I know a small handful of things to be there for you in whatever way you request of me. Firstly, it’s not about me, not at all. My guilt and my helplessness isn’t of any significance to what you’re facing. I have noticed your suffering and it is valid and believed.
Secondly, talking to someone licensed with a degree is quite easier said than done. Obamacare or The Affordable Care Act has made it possible for many to receive mental health treatment for many people. However, the program has been threatened to be completely irradiated with no replacement plan to insure millions of Americans. Insurance helps reduce the cost of seeking professional help and with the political climate at this time, getting help for the betterment of your mental health is that much harder. Insurance also goes through adults when dependents are involved, which can be another barrier in receiving treatment. Everyone deserves the right to the pursuit of happiness, but I recognize it’s a much more complicated reality than suggesting an appointment to be made.

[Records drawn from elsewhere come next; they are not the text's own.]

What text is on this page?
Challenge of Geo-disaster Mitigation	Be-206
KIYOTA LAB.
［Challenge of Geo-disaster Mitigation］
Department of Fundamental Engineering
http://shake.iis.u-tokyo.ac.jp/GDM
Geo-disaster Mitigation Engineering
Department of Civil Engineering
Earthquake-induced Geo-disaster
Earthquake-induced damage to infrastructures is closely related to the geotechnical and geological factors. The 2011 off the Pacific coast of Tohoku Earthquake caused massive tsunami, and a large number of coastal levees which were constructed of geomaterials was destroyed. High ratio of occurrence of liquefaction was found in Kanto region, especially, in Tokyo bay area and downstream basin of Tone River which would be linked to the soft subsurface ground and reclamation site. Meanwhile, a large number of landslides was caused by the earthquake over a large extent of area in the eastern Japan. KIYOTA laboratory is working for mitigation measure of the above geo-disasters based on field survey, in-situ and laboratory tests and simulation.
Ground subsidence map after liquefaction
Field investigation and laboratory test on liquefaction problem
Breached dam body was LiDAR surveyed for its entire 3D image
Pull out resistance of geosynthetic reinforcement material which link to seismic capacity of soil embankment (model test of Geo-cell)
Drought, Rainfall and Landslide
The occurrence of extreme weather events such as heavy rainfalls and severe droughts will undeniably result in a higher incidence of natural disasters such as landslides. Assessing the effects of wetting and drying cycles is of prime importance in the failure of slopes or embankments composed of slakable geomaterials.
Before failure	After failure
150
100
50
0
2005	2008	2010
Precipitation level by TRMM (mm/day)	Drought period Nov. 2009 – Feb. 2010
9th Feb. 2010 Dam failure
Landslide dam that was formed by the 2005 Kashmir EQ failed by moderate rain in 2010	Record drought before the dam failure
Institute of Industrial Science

Thirdly, me or someone else telling you how to overcome a mental illness is never the way. I’ve learned by the mistakes of others in how they treat those who suffer from mental illness when they open up. It’s not about “toughing it out”, sitting in a chair for a designated hour, or a prescription. Stigmas suck.
Fourthly, as a friend, there is one thing I’ve learned to be better and better at: being a friend. To me that means being there for whatever needs or concerns arise. It’s all I’m qualified for and I am happy to be at your side. Having a mental illness doesn’t make you a burden. I’ve learned how to become a better listener because sometimes getting what you have to say heard helps you just a little bit.
Fifthly, you aren’t alone and you aren’t out of resources. There obstacles to therapy and treatment, but there are many resources besides me at your disposal.